(Reuters) – Macy’s Inc (M.N) cut its annual profit forecast for the second time this year on Thursday, as the department store operator blamed weak international tourism and sluggish mall traffic for the first drop in same-store sales in two years.
Shares fell nearly 5% to $14.34 in premarket trading, as the company was the second major department store to cut earnings outlook this week after Kohl’s (KSS.N) ahead of the holiday sales season.
At a time when doubts about the strength of the U.S. economy are swirling, department stores and apparel retailers are grappling with a shift toward shopping more at big-box retailers like Target Corp (TGT.N) and Walmart Inc (WMT.N), as well as at online giant Amazon.com (AMZN.O).
Target on Tuesday posted another set of strong sales numbers and raised its full-year forecast, driven by demand for its apparel.
Comparable sales at Macy’s owned and licensed stores fell 3.5% in the third quarter ended Nov. 2, also due to a prolonged warm weather that hit demand for winter goods. Analysts had expected a 1% decrease, according to IBES data from Refinitiv.

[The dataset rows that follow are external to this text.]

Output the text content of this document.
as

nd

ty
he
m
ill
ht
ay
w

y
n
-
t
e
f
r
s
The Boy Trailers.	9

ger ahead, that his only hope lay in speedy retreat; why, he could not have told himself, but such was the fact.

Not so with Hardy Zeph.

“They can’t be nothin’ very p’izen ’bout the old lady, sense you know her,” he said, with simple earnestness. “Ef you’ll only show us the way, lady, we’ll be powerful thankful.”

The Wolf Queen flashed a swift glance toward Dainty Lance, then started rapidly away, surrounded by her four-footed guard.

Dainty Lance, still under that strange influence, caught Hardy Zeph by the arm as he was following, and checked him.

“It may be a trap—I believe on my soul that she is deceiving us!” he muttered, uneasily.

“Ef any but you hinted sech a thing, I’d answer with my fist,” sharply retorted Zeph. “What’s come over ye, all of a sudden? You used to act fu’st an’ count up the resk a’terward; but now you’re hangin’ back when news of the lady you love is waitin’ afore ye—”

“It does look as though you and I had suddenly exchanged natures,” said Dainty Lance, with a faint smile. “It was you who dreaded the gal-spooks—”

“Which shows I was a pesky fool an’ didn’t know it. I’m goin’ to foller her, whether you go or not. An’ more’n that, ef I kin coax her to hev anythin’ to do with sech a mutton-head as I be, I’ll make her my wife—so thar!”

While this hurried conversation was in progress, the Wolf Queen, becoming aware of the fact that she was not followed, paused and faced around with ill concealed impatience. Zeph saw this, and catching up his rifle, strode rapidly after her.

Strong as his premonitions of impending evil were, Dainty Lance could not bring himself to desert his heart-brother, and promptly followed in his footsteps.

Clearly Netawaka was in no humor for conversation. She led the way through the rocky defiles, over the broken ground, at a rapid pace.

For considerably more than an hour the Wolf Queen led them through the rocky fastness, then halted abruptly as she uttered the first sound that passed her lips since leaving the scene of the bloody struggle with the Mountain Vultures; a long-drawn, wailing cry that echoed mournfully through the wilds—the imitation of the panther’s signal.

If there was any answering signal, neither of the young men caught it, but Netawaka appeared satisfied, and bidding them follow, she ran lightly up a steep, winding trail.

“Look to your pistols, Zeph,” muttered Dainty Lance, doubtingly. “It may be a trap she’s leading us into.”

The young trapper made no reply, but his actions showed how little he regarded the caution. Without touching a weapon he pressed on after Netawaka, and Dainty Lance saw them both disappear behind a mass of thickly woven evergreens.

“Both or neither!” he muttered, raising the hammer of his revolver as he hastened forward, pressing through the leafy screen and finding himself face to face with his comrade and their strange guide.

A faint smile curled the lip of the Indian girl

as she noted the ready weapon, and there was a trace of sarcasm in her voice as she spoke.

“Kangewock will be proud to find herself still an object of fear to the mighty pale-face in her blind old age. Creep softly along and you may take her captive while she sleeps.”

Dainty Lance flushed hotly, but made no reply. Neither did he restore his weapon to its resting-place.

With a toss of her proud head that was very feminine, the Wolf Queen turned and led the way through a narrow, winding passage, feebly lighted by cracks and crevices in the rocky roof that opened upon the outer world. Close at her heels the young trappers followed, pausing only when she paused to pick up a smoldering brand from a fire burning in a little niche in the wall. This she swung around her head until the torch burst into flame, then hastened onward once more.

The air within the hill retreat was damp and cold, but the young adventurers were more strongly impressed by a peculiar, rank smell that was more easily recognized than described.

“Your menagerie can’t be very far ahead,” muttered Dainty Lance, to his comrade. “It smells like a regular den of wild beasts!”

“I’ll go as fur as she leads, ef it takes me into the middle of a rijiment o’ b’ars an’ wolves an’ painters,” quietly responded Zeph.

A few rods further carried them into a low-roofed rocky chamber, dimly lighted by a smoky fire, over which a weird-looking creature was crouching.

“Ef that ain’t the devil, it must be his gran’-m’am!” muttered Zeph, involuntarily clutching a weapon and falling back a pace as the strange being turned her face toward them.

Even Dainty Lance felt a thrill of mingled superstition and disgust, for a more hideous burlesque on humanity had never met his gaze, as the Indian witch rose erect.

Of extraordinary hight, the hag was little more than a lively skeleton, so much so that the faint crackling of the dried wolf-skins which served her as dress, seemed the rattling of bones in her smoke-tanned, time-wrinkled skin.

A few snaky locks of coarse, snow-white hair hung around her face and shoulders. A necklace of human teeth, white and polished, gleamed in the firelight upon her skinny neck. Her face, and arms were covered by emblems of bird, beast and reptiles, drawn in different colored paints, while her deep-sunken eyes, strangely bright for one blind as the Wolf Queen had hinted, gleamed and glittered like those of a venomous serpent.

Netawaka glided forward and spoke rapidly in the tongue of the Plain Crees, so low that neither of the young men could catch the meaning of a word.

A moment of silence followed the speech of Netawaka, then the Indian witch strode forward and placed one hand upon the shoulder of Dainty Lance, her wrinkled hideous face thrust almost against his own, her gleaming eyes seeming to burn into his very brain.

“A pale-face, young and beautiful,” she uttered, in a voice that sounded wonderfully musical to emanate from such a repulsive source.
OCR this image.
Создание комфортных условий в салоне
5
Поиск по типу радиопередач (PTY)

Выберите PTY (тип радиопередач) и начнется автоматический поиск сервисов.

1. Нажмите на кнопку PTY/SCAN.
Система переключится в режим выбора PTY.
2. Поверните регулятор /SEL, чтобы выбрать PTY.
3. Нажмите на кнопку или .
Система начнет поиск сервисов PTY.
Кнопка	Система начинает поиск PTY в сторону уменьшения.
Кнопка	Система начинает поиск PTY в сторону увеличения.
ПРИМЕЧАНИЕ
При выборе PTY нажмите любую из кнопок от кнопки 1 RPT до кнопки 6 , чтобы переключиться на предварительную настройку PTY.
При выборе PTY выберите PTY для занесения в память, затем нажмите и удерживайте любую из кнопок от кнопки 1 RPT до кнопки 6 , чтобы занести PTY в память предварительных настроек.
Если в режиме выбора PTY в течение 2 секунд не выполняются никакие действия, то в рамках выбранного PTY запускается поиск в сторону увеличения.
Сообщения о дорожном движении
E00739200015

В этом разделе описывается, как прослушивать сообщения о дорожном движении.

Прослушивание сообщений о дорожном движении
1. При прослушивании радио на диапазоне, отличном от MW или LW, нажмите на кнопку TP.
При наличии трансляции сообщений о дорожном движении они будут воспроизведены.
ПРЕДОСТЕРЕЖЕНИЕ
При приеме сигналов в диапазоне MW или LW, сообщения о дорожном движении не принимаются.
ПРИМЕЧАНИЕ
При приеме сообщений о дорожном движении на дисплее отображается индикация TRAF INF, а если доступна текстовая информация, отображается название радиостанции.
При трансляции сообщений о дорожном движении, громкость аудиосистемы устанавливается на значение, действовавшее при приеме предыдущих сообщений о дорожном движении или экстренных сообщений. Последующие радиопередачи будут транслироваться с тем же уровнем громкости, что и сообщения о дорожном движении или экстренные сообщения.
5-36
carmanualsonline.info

“The sales deceleration was steeper than we expected,” Chief Executive Officer Jeff Gennette said in a statement.
A drop in international tourists, who are big spenders at Macy’s stores, is also pressuring sales.
However, Gennette tried to reassure investors of Macy’s preparations for the all-important holiday season, which kicks off next week.
The company has completed a revamp of about 150 stores with fresh interiors and better assortment of merchandise and expanded its off-price “Backstage” departments into more stores, he said.
It has also upgraded its website, he added.
Macy’s now expects 2019 adjusted profit of between $2.57 per share and $2.77 per share, compared with its previous forecast of between $2.85 and $3.05.
It also projected full-year total comparable sales to fall between 1% and 1.5%, compared to a previous forecast of up to a 1% rise.
Adjusted net income attributable to Macy’s shareholders fell to $21 million, or 7 cents per share, in the quarter, from $83 million, or 27 cents per share, a year earlier.
Analysts had expected the company to break-even on a per share basis.